Room: Track 1
Purpose: Dual-energy CT (DECT) has been shown to derive stopping power ratio (SPR) maps with higher accuracy than conventional single energy CT (SECT) by obtaining the energy dependence of photon interactions. However, DECT is not as widely implemented as SECT in proton radiation therapy (PRT) simulation due to the costs associated with acquiring and operating DECT. This work presents a learning-based method to synthesize DECT images from SECT for PRT.

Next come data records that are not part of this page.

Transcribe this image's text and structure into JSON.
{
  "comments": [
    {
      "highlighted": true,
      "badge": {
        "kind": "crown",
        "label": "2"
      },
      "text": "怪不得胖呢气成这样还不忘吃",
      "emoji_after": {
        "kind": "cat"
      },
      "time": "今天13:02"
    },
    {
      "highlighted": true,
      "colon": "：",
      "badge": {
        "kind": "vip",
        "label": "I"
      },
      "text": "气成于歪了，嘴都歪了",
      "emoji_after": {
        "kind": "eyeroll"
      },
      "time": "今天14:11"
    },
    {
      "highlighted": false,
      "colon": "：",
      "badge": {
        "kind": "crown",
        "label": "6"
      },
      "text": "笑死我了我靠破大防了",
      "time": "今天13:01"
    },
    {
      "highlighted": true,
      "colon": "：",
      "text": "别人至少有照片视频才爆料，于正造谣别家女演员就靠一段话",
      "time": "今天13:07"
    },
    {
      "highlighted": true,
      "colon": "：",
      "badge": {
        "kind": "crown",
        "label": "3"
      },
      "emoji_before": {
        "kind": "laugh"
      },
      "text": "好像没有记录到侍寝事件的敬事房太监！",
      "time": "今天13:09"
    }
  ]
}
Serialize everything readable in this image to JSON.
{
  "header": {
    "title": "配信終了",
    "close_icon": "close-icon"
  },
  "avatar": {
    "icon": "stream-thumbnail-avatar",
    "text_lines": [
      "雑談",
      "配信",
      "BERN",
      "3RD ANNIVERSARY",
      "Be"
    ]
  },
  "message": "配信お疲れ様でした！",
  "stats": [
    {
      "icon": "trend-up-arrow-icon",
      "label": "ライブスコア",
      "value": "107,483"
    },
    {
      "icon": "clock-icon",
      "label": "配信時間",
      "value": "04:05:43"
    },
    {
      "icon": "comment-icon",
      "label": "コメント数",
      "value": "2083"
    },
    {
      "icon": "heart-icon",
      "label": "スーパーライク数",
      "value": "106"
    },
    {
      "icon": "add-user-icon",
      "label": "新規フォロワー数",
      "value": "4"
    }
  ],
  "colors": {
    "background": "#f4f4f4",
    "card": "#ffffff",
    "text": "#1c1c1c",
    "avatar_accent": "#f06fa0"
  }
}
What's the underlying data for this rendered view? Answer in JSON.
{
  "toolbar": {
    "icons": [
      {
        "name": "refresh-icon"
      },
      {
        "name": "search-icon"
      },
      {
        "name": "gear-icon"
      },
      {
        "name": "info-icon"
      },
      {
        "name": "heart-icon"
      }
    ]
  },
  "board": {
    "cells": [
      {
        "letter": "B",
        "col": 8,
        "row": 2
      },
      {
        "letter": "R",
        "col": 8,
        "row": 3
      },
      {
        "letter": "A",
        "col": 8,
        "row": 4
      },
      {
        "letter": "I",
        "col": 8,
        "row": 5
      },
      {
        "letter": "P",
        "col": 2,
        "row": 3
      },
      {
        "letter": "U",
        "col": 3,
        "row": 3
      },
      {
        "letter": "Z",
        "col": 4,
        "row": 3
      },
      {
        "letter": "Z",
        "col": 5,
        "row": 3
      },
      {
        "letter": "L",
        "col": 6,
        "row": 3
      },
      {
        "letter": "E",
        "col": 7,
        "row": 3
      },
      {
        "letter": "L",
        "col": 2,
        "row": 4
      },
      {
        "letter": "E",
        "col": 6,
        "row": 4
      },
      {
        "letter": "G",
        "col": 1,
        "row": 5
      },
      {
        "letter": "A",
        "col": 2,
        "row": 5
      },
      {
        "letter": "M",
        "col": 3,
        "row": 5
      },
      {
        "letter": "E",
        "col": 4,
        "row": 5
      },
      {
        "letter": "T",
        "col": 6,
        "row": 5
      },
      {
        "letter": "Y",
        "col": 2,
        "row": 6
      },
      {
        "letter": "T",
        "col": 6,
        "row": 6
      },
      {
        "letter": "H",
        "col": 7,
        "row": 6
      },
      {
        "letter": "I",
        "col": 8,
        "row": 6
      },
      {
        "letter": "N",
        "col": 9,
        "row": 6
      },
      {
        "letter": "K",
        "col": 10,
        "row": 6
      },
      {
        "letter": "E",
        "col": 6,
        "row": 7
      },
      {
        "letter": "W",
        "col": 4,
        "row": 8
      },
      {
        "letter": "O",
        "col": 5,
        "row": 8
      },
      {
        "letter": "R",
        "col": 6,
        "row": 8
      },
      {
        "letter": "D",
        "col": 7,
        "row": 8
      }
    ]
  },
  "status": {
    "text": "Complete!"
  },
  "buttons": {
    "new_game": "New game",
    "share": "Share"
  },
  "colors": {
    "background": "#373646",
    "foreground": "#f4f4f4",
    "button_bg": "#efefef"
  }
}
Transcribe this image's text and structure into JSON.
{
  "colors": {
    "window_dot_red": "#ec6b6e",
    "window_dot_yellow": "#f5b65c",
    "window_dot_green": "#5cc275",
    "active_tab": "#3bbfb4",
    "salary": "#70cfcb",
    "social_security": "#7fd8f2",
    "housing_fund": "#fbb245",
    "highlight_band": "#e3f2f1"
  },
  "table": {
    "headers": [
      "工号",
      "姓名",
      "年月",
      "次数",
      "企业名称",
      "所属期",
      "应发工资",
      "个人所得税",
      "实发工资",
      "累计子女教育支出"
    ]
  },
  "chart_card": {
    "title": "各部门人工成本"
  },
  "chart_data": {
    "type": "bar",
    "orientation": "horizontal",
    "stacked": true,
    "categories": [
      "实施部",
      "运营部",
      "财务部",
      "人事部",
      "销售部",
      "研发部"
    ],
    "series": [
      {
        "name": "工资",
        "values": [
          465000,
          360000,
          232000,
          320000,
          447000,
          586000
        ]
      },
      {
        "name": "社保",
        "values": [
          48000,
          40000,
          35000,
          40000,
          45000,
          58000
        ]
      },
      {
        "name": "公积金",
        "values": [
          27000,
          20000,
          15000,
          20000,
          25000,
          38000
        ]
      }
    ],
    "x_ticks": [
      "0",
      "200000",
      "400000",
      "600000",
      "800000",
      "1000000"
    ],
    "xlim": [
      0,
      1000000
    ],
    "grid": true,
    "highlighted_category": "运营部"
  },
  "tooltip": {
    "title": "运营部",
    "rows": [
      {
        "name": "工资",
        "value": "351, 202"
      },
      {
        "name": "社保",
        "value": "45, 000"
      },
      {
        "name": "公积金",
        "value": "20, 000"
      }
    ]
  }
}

Methods: The proposed method uses a residual generative adversarial network. Residual blocks with attention gates were used to force the model focus on the difference between DECT and SECT images. To evaluate the accuracy of the method, we retrospectively investigated 20 head-and-neck cancer patients with both DECT and SECT scans available. The high and low energy CT images acquired from DECT acted as learning targets for SECT datasets and were evaluated against results from the proposed method using a leave-one-out cross-validation strategy. To quantify the prediction quality of synthetic DECT images, three commonly used metrics were applied, including mean absolute error (MAE), peak signal-to-noise ratio (PSNR), and normalized cross correlation (NCC).
Results: The mean ± standard deviation (SD) of MAE, PSNR and NCC for synthetic high energy CT image were 30.23 ± 4.02 HU, 31.83 ± 0.98 dB, and 0.97 ± 0.01, respectively. The mean±SD of MAE, PSNR and NCC for synthetic low energy CT image were 28.57 ± 5.03 HU, 32.02 ± 1.11 dB, and 0.97 ± 0.01, respectively. The corresponding SPR maps generated from synthetic DECT showed an average normalized mean square error of about 1% and have significantly reduced noise level and artifacts than those from original DECT.
Conclusion: These results strongly indicate the high accuracy of synthesized DECT images by our deep-learning-based method and show its potential feasibility for proton treatment planning and dose calculation.